No. When I watch NTSC TV on an LCD and plasma is just fine except for the crappy resolution.

But if I were to watch NTSC TV on a CRT that was refreshing at 60hz, I would start to feel the strain. Regular analog TV broadcast was in 480i, so even if the CRT TV was doing 60hz for a field rate, it would scan 240 lines each pass to fool the eye into thinking 480 lines of resolution, making it even worse (this is why computer CRT monitors were progressive to reduce eye strain).

This is the kind of strain I am feeling when watching 3D. The kind of "interlacing effect" used before by CRT technology to achieve a higher resolution given the bandwidth limitation of the set.
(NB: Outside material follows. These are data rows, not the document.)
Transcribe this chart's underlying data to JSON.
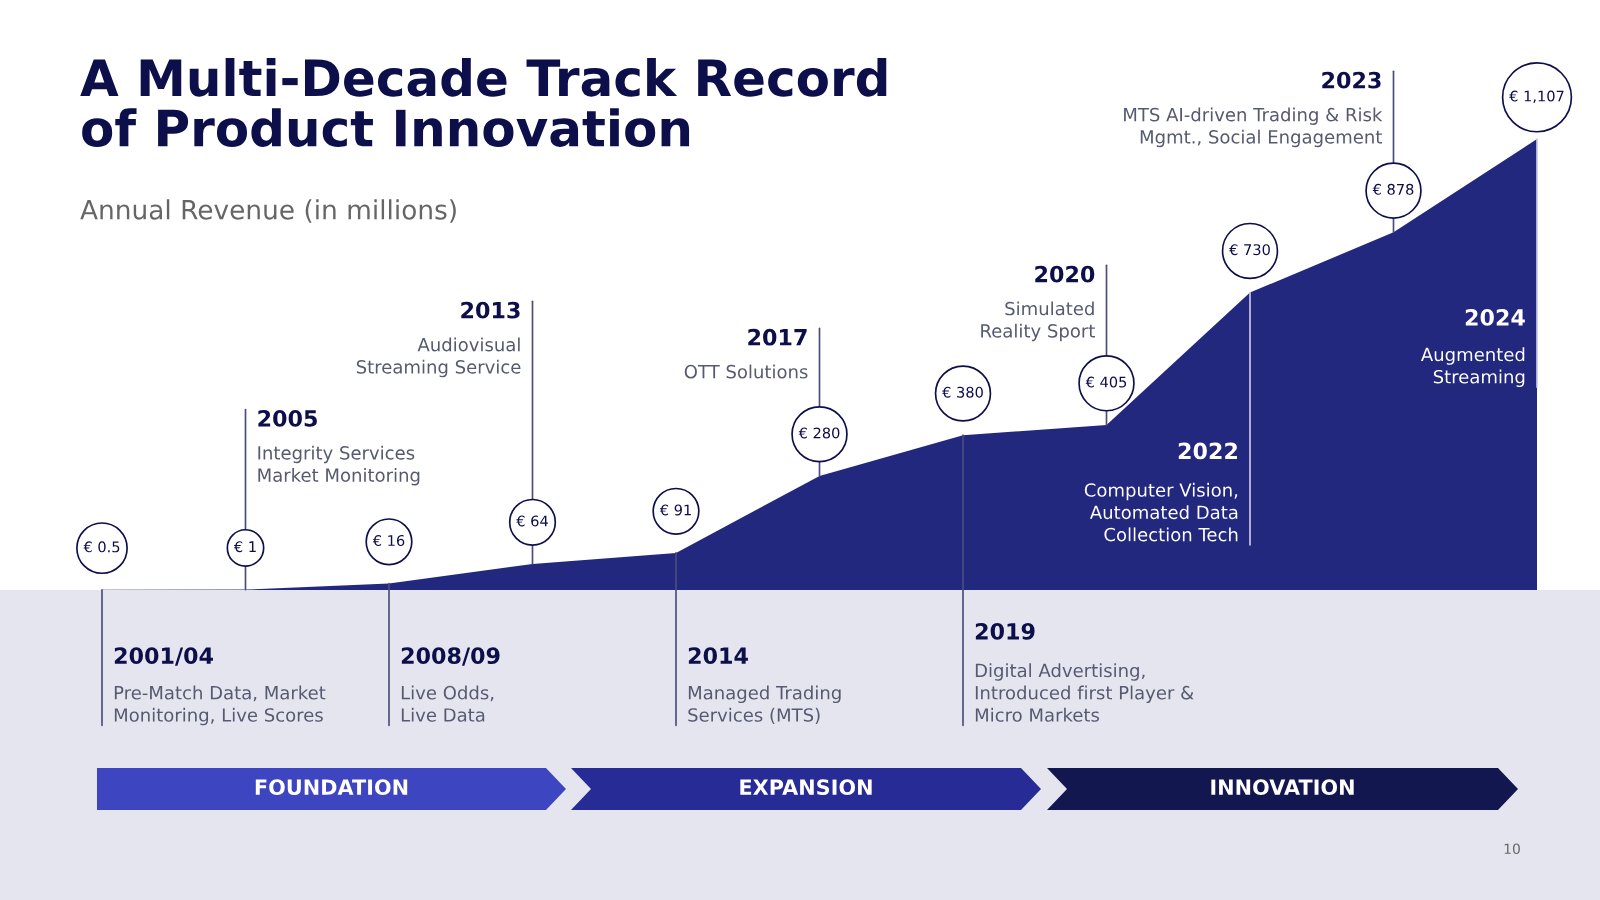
{
  "chart_data": {
    "type": "area",
    "title": "A Multi-Decade Track Record\nof Product Innovation",
    "subtitle": "Annual Revenue (in millions)",
    "categories": [
      null,
      null,
      null,
      null,
      null,
      null,
      null,
      null,
      null,
      null,
      null
    ],
    "series": [
      {
        "color": "#23287f",
        "values": [
          0.5,
          1,
          16,
          64,
          91,
          280,
          380,
          405,
          730,
          878,
          1107
        ],
        "value_labels": [
          "€ 0.5",
          "€ 1",
          "€ 16",
          "€ 64",
          "€ 91",
          "€ 280",
          "€ 380",
          "€ 405",
          "€ 730",
          "€ 878",
          "€ 1,107"
        ]
      }
    ],
    "legend": false,
    "annotations": [
      "2001/04\nPre-Match Data, Market\nMonitoring, Live Scores",
      "2005\nIntegrity Services\nMarket Monitoring",
      "2008/09\nLive Odds,\nLive Data",
      "2013\nAudiovisual\nStreaming Service",
      "2014\nManaged Trading\nServices (MTS)",
      "2017\nOTT Solutions",
      "2019\nDigital Advertising,\nIntroduced first Player &\nMicro Markets",
      "2020\nSimulated\nReality Sport",
      "2022\nComputer Vision,\nAutomated Data\nCollection Tech",
      "2023\nMTS AI-driven Trading & Risk\nMgmt., Social Engagement",
      "2024\nAugmented\nStreaming",
      "FOUNDATION",
      "EXPANSION",
      "INNOVATION",
      "10"
    ]
  }
}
That's exactly my point. Unless you're only 20 years old currently, you grew up watching TV with this flicker issue with your eyes. Like I said, that sucks.
post #14 of 20
MM,
You are correct each eye is not refreshed 120 times per second. But the glases sync at 120HZ in order to account for the blank frame after every frame containing content.
post #15 of 20
Thread Starter 
doesn't suck anymore, except when i view 1st gen 3d tvs and watch movies

wal, they'll proly improve the frame rates... not only will it get rid of that darned flicker that reminds me of old skool 60hz computer crt monitors, but it will improve motion panning sequences and minimize negative effects when viewers moves their heads
post #16 of 20
Quote:
Originally Posted by taz291819 View Post

Wow, that sucks for you. Basically you entire life, just watching normal NTSC TV, you've seen flicker?

I have had to deal with this and yes it does suck. I remember early on getting a high end video card and being able to bump up my refresh rate to 75 hz. What a great day for me. I have not been able to see the new 3D TVs since the closest Best Buy to me is 3 hours away. I did notice as I aged I became more susceptible to it. Which was a good thing I guess since by the time it got to the point I am at now was about 25 years ago.
post #17 of 20
MM,
Are you saying you only have flicker problems today when watching a 3D BR disk being played in a 3D BR player with a a 3D TV? Or do you also have flicker when a playing a 2D movie in a standard BR player and being played on a 3D TV?
post #18 of 20
I think they are saying flat out that 60hz refresh at the display panel level sucks for them. That woudl include a ton of Bluray and Display setups in use today. That would suck.

60hz is fine for a vast majority of people. In all my I.T. years I have never had a user complain about flicker at 60hz.
post #19 of 20
Thread Starter 
Quote:


MM,
Are you saying you only have flicker problems today when watching a 3D BR disk being played in a 3D BR player with a a 3D TV? Or do you also have flicker when a playing a 2D movie in a standard BR player and being played on a 3D TV?

The flicker comes into play when I watch 3D with the active shutter glass on.

I think I will have to pass on 1st Gen 3D.

Already, there were sets shown at CES 2010 with 1-2 yr horizon that does 3D w/o glasses (sammy, intel, tcl, etc.). 3D w/o glasses is proly the point I'll join in.

But even better is this- 3D w/o glasses + head tracking!!! Won't work for regular programming, but for 3D computer rendered environments (think when they shot the "scene" for the Matrix), this would be the holy grail.

http://www.youtube.com/watch?v=Jd3-e...layer_embedded

This is the first video clip I've seen where you can actually tell that there is 3D going in the video clip itself!
post #20 of 20
Quote:
Originally Posted by JOHNnDENVER View Post

I think they are saying flat out that 60hz refresh at the display panel level sucks for them. That woudl include a ton of Bluray and Display setups in use today. That would suck.

60hz is fine for a vast majority of people. In all my I.T. years I have never had a user complain about flicker at 60hz.

Me neither. The only time I noticed flicker was when I went to London the first time and saw 50hz. Even now I somtimes watch an old NTSC TV and it looks fine at 60hz. I think something else is going on here.